The prioritized replay buffer lives in `rlevo-reinforcement-learning`, not `rlevo-core`
(per ADR 0003 — replay/experience/metrics moved to where they are
consumed):

```rust
use rlevo_reinforcement_learning::memory::PrioritizedExperienceReplayBuilder;

let mut buffer = PrioritizedExperienceReplayBuilder::default()
    .with_capacity(100_000)
    .with_alpha(0.6)
    .build();

// buffer.add(obs, action, reward, next_obs, is_done, priority);
// let batch = buffer.sample_batch::<2, 2, MyBackend>(32, &device)?;
```

## Examples

```bash
# Egocentric grid agent: State, Observation, TensorConvertible,
# DiscreteAction, and MultiDiscreteAction (move + interact)
cargo run -p rlevo-core --example grid_agent

# Constrained continuous state (2D robot workspace with orientation bounds)
cargo run -p rlevo-core --example state_constraints
```

## Academic References

The following papers directly informed the algorithms and concepts in this crate:

- Sutton, R. S., & Barto, A. G. (2018). **Reinforcement Learning: An Introduction** (2nd ed.). MIT Press. — foundational framework for the `Environment` / `Snapshot` / `Reward` trait design and the Terminated vs. Truncated episode status distinction.

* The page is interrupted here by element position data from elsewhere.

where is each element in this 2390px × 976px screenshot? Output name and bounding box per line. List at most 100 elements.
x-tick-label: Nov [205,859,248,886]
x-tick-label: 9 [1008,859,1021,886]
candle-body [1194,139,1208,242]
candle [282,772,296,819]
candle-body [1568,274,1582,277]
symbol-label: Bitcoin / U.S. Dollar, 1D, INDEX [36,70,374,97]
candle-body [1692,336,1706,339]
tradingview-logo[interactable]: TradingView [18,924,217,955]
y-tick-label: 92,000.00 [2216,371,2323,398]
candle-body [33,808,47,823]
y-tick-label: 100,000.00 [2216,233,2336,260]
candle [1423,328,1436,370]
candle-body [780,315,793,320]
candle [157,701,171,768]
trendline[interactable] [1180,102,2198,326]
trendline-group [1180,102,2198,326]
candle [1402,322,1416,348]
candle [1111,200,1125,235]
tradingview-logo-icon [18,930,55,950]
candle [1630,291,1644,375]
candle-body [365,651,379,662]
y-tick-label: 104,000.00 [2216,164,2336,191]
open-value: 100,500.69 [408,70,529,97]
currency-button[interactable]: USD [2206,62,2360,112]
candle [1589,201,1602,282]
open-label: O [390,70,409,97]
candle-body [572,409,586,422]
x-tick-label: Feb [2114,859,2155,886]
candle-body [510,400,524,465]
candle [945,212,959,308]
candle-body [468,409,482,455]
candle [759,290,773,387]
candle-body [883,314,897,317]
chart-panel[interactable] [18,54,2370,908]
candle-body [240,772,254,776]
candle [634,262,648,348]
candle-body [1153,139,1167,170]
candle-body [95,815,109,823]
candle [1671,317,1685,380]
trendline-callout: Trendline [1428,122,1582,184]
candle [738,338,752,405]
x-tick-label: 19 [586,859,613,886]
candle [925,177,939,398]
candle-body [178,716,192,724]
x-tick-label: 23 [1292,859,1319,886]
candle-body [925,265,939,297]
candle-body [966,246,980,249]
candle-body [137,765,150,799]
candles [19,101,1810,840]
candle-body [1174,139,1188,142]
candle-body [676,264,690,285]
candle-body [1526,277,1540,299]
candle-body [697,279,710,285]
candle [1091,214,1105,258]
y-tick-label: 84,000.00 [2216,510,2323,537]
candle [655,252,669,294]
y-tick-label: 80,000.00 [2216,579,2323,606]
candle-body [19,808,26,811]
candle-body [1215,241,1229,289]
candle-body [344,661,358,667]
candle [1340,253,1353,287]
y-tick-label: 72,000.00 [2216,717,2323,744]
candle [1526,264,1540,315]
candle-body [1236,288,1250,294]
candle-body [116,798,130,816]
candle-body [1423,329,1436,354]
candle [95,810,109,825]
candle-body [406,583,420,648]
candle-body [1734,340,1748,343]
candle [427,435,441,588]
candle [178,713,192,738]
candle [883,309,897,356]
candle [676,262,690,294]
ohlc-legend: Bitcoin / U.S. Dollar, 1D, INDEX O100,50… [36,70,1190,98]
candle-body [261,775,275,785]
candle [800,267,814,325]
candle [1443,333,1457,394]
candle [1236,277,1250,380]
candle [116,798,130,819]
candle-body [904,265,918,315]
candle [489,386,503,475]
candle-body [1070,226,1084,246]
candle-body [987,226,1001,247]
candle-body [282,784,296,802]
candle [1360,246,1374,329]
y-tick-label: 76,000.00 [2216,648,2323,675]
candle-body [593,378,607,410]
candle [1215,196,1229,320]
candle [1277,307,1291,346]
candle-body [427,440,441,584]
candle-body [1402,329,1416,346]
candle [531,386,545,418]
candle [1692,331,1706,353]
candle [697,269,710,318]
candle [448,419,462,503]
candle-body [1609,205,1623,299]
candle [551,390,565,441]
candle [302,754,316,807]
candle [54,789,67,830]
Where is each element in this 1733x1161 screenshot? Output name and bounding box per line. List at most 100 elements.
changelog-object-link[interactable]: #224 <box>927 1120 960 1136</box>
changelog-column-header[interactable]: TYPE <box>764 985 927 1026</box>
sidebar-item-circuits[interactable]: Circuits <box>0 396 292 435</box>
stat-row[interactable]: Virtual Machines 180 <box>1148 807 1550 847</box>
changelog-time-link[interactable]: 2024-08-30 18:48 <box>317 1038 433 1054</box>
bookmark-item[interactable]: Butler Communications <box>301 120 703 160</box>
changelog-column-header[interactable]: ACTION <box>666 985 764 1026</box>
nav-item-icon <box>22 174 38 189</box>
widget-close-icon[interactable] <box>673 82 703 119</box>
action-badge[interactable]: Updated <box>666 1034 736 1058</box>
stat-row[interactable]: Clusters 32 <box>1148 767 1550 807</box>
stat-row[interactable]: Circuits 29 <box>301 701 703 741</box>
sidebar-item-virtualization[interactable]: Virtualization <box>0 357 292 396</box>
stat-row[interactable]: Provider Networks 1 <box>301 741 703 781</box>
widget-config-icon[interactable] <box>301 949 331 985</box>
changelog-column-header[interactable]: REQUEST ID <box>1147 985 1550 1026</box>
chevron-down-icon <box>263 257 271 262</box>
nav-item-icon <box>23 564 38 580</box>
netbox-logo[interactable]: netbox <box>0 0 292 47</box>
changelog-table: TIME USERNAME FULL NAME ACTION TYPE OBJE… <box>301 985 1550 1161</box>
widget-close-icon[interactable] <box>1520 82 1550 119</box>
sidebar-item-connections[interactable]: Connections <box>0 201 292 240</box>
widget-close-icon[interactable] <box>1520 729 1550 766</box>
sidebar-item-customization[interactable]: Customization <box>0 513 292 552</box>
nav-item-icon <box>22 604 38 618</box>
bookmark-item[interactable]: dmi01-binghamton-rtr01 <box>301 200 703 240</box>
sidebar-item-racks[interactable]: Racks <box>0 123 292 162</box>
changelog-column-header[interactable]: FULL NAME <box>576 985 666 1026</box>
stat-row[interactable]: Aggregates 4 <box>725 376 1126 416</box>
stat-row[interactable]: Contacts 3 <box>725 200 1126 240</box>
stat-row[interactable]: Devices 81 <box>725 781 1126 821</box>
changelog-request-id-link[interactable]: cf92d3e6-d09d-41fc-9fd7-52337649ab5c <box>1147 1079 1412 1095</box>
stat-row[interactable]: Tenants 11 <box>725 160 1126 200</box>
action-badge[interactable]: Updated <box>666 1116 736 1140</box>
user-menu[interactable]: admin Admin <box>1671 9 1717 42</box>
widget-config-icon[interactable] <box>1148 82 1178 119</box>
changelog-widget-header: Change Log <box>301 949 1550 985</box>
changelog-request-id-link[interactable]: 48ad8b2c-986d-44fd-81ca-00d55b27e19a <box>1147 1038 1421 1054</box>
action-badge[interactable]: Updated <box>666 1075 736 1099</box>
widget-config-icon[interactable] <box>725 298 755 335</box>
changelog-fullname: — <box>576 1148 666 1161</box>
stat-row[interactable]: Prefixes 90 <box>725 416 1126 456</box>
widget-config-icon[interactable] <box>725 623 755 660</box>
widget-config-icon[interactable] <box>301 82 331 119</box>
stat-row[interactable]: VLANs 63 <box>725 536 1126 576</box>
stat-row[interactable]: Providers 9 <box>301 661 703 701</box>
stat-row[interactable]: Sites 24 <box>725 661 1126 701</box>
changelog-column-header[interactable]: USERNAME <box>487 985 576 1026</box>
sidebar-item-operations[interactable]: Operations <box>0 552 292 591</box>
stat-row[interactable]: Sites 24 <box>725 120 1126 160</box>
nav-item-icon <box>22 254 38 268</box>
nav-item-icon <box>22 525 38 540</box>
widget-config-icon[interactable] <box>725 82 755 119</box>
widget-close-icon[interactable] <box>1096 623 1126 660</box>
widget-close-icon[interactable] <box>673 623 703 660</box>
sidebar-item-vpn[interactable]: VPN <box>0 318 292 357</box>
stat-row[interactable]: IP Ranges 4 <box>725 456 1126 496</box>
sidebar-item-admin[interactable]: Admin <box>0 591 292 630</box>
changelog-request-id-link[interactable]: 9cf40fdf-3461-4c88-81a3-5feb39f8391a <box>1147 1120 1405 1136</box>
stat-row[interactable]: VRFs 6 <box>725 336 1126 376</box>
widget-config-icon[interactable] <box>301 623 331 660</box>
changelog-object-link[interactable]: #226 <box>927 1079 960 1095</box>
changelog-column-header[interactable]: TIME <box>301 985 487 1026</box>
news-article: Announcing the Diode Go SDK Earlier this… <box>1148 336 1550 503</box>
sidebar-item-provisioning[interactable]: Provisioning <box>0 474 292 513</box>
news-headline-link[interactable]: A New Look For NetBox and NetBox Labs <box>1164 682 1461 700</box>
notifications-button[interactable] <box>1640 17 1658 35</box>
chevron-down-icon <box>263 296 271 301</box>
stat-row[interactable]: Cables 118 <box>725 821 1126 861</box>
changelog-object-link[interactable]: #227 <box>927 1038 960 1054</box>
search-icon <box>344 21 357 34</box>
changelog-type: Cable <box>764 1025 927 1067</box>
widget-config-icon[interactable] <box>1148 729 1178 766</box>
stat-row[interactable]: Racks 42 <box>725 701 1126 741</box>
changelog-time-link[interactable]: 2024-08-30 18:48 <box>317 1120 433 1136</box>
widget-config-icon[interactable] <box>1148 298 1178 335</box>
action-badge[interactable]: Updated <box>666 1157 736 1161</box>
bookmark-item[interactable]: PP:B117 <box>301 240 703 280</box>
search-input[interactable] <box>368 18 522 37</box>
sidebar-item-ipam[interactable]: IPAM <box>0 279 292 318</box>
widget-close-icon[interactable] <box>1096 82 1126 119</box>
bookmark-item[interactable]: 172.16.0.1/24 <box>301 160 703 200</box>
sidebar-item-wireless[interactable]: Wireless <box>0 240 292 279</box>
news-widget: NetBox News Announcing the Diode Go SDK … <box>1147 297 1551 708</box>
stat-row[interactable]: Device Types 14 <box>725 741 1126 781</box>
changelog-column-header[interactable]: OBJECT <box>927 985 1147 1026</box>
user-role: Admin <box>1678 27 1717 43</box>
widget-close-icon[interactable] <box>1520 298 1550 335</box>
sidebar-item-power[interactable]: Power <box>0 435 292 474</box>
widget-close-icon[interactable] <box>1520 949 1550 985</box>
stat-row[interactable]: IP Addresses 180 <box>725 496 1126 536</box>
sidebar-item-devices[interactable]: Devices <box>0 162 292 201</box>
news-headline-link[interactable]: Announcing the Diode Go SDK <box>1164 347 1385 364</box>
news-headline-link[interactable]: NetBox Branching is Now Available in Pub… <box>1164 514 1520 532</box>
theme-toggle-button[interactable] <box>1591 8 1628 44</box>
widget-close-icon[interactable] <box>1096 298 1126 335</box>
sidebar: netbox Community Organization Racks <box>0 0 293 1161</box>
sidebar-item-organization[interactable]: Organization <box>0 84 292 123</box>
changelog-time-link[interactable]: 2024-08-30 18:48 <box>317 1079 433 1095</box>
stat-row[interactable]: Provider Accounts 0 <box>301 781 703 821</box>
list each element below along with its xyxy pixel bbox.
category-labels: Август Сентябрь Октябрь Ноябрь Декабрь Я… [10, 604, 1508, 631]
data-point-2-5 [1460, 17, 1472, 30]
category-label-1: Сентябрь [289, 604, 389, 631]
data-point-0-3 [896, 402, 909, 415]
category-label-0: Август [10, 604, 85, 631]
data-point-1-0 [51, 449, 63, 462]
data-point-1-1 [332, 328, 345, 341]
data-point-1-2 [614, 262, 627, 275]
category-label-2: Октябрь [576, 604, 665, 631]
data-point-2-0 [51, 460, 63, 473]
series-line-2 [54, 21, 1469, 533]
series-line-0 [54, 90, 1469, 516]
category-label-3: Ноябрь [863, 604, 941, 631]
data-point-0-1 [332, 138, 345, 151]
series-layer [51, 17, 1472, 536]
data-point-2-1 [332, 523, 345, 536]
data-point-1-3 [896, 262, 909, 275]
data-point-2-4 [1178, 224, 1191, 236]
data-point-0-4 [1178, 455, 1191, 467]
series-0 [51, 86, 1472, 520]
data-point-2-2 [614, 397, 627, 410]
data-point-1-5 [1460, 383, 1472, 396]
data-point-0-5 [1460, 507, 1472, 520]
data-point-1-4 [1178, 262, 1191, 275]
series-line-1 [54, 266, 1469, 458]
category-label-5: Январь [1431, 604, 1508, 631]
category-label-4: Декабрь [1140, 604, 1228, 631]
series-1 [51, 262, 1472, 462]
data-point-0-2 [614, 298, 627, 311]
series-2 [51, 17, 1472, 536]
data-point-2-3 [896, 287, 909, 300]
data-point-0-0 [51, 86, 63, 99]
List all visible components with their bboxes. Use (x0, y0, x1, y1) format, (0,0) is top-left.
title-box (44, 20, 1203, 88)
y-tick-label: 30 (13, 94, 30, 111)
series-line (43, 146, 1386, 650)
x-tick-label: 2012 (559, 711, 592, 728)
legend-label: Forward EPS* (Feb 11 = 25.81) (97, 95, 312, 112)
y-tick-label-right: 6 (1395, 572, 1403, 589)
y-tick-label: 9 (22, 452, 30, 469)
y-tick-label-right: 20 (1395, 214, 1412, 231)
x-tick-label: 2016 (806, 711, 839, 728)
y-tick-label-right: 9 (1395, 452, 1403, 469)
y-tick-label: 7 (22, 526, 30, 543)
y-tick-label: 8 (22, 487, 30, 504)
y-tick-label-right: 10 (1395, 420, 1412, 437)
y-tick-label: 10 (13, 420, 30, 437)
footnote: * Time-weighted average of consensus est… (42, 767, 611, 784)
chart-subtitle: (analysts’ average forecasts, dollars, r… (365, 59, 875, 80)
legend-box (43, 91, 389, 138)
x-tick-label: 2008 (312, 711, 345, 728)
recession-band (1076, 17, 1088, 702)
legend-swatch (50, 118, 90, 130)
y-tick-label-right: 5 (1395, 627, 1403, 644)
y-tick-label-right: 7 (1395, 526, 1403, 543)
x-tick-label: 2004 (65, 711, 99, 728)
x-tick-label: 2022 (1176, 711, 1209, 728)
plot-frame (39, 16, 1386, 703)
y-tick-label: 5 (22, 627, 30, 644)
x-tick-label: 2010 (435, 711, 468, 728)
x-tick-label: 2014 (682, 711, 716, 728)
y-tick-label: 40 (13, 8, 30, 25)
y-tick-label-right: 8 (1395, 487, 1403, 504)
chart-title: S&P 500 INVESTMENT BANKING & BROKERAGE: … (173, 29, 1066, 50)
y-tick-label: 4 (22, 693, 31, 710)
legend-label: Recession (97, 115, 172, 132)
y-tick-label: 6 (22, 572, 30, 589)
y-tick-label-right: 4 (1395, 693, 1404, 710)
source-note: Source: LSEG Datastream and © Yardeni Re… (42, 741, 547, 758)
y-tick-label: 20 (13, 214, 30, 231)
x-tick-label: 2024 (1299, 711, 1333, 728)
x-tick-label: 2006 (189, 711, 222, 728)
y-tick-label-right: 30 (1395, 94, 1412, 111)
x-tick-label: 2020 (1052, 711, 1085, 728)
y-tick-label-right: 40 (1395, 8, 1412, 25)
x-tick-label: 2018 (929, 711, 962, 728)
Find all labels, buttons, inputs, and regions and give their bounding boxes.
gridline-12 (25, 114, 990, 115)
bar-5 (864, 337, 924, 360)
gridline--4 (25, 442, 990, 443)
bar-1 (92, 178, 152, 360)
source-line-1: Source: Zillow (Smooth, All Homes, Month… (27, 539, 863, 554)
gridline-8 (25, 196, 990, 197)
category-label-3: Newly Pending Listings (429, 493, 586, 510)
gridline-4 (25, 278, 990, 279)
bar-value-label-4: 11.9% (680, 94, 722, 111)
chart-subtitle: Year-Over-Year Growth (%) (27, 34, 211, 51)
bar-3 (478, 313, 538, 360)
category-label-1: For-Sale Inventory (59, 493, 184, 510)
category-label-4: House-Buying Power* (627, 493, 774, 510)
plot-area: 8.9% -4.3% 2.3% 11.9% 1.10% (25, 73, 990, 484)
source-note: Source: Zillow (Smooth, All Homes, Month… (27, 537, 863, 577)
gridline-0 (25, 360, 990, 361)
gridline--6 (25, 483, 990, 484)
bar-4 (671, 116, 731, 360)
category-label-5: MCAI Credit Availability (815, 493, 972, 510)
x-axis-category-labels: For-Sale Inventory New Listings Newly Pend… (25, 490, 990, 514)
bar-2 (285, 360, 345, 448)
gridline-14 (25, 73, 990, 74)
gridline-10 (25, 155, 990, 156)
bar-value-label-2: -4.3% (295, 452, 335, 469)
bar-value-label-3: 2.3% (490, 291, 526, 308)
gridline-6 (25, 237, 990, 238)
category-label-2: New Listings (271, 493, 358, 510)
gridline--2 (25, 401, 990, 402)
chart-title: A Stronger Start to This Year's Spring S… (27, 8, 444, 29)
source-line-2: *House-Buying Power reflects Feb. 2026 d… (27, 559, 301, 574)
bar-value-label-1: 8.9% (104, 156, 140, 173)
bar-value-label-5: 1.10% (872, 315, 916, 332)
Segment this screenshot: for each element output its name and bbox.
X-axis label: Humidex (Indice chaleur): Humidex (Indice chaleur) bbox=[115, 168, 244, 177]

- Puterman, M. L. (1994). **Markov Decision Processes: Discrete Stochastic Dynamic Programming**. Wiley [acm digital library](https://dl.acm.org/doi/10.5555/528623). — theoretical grounding for `MarkovState`, `BeliefState`, and `TransitionDynamics`.

## License

Licensed under either of [Apache License, Version 2.0](LICENSE-APACHE) or [MIT License](LICENSE-MIT) at your option.